Dans un passé récent, alors que le Premier ministre, Bruno Tshibala était en mission, le Vice-premier ministre et ministre de transport, José Makila a donc contresigné plusieurs textes juridiques dont deux ordonnances-lois:
- Ordonnance-loi numéro 18/003 du 13 mars 2018 Fixant la nomenclature des droits, taxes et redevances du pouvoir central,
- Ordonnance-loi numéro 18/004 du 13 mars 2018 fixant la nomenclature des impôts, droits, taxes et redevances de la province et de l’entité territoriale décentralisée ainsi que les modalités de leur répartition.
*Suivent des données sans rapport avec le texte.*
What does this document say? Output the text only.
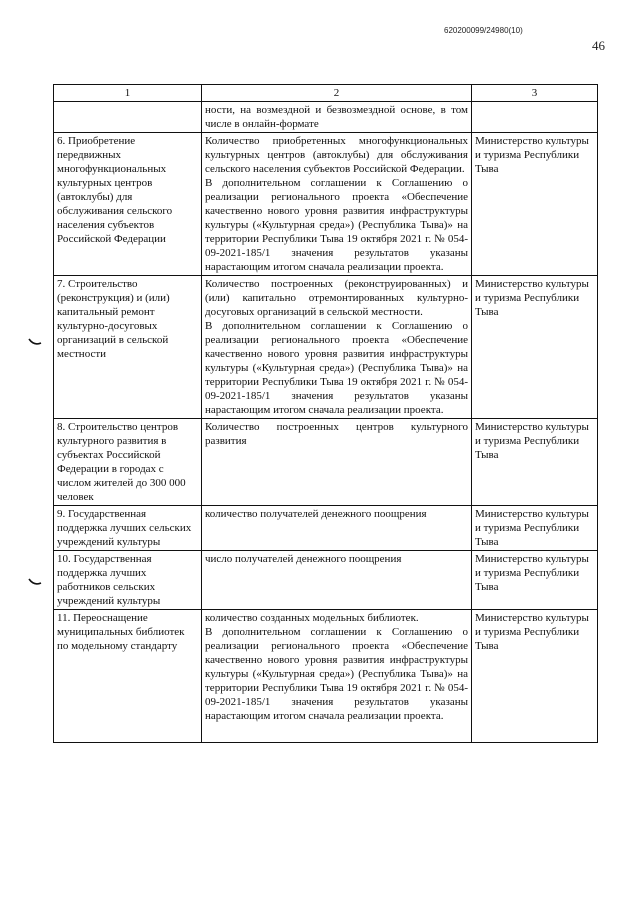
620200099/24980(10)
46
1	2	3

	ности, на возмездной и безвозмездной основе, в том числе в онлайн-формате	

6. Приобретение передвижных многофункциональных культурных центров (автоклубы) для обслуживания сельского населения субъектов Российской Федерации	Количество приобретенных многофункциональных культурных центров (автоклубы) для обслуживания сельского населения субъектов Российской Федерации.
В дополнительном соглашении к Соглашению о реализации регионального проекта «Обеспечение качественно нового уровня развития инфраструктуры культуры («Культурная среда») (Республика Тыва)» на территории Республики Тыва 19 октября 2021 г. № 054-09-2021-185/1 значения результатов указаны нарастающим итогом сначала реализации проекта.	Министерство культуры и туризма Республики Тыва
7. Строительство (реконструкция) и (или) капитальный ремонт культурно-досуговых организаций в сельской местности	Количество построенных (реконструированных) и (или) капитально отремонтированных культурно-досуговых организаций в сельской местности.
В дополнительном соглашении к Соглашению о реализации регионального проекта «Обеспечение качественно нового уровня развития инфраструктуры культуры («Культурная среда») (Республика Тыва)» на территории Республики Тыва 19 октября 2021 г. № 054-09-2021-185/1 значения результатов указаны нарастающим итогом сначала реализации проекта.	Министерство культуры и туризма Республики Тыва
8. Строительство центров культурного развития в субъектах Российской Федерации в городах с числом жителей до 300 000 человек	Количество построенных центров культурного развития	Министерство культуры и туризма Республики Тыва
9. Государственная поддержка лучших сельских учреждений культуры	количество получателей денежного поощрения	Министерство культуры и туризма Республики Тыва
10. Государственная поддержка лучших работников сельских учреждений культуры	число получателей денежного поощрения	Министерство культуры и туризма Республики Тыва
11. Переоснащение муниципальных библиотек по модельному стандарту	количество созданных модельных библиотек.
В дополнительном соглашении к Соглашению о реализации регионального проекта «Обеспечение качественно нового уровня развития инфраструктуры культуры («Культурная среда») (Республика Тыва)» на территории Республики Тыва 19 октября 2021 г. № 054-09-2021-185/1 значения результатов указаны нарастающим итогом сначала реализации проекта.	Министерство культуры и туризма Республики Тыва
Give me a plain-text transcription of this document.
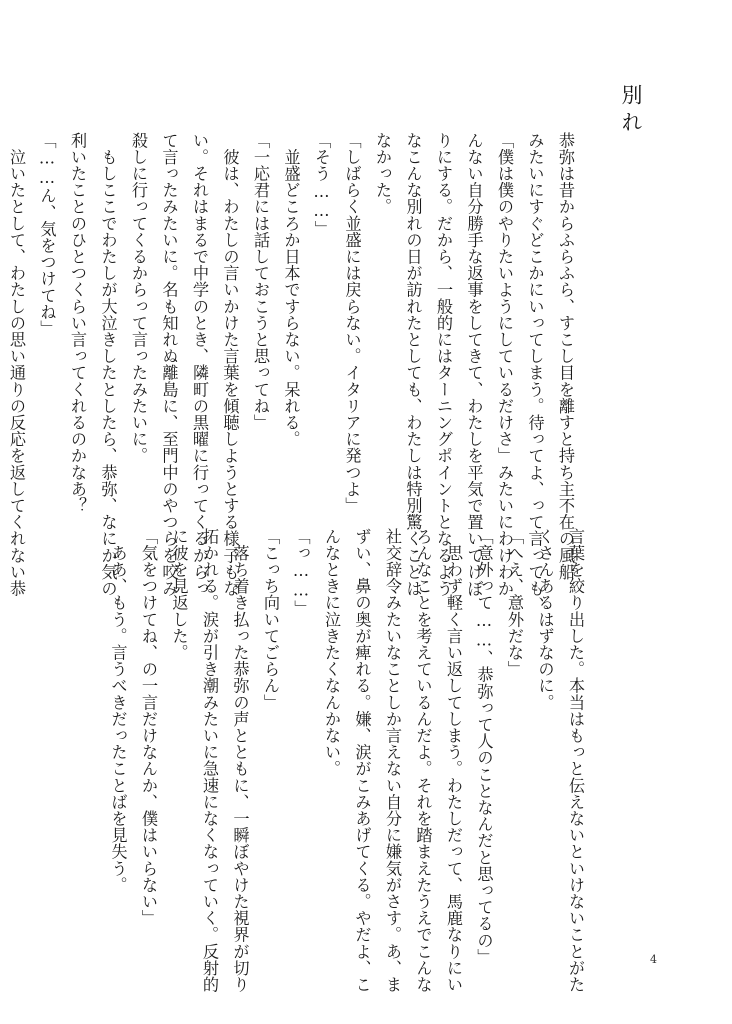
別れ

恭弥は昔からふらふら、すこし目を離すと持ち主不在の風船

みたいにすぐどこかにいってしまう。待ってよ、って言っても、

「僕は僕のやりたいようにしているだけさ」みたいにわけわか

んない自分勝手な返事をしてきて、わたしを平気で置いてけぼ

りにする。だから、一般的にはターニングポイントとなるよう

なこんな別れの日が訪れたとしても、わたしは特別驚くことは

なかった。

「しばらく並盛には戻らない。イタリアに発つよ」

「そう……」

　並盛どころか日本ですらない。呆れる。

「一応君には話しておこうと思ってね」

　彼は、わたしの言いかけた言葉を傾聴しようとする様子もな

い。それはまるで中学のとき、隣町の黒曜に行ってくるからっ

て言ったみたいに。名も知れぬ離島に、至門中のやつらを咬み

殺しに行ってくるからって言ったみたいに。

　もしここでわたしが大泣きしたとしたら、恭弥、なにか気の

利いたことのひとつくらい言ってくれるのかなあ？

「……ん、気をつけてね」

　泣いたとして、わたしの思い通りの反応を返してくれない恭

言葉を絞り出した。本当はもっと伝えないといけないことがた

くさんあるはずなのに。

「へえ、意外だな」

「意外って……、恭弥って人のことなんだと思ってるの」

　思わず軽く言い返してしまう。わたしだって、馬鹿なりにい

ろんなことを考えているんだよ。それを踏まえたうえでこんな

社交辞令みたいなことしか言えない自分に嫌気がさす。あ、ま

ずい、鼻の奥が痺れる。嫌、涙がこみあげてくる。やだよ、こ

んなときに泣きたくなんかない。

「っ……」

「こっち向いてごらん」

　落ち着き払った恭弥の声とともに、一瞬ぼやけた視界が切り

拓かれる。涙が引き潮みたいに急速になくなっていく。反射的

に彼を見返した。

「気をつけてね、の一言だけなんか、僕はいらない」

　ああ、もう。言うべきだったことばを見失う。

4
En conclusion, si l’article 9 de l’ordonnance portant organisation et fonctionnement du gouvernement ne règle le régime de délégation du pouvoir du Premier ministre à un autre Membre du gouvernement, l’article 16 par contre règle la situation d’intérim d’un Premier ministre empêché et non absent.
La sagesse administrative voudrait alors que la loi elle-même délimite ce que doit faire et ne pas faire un intérimaire du Premier ministre. Tel n’est pas le cas dans l’article 16 de l’ordonnance de 2020 voire celle de 2017 portant organisation et fonctionnement du gouvernement. D’où l’application des règles universelles sur l’intérim.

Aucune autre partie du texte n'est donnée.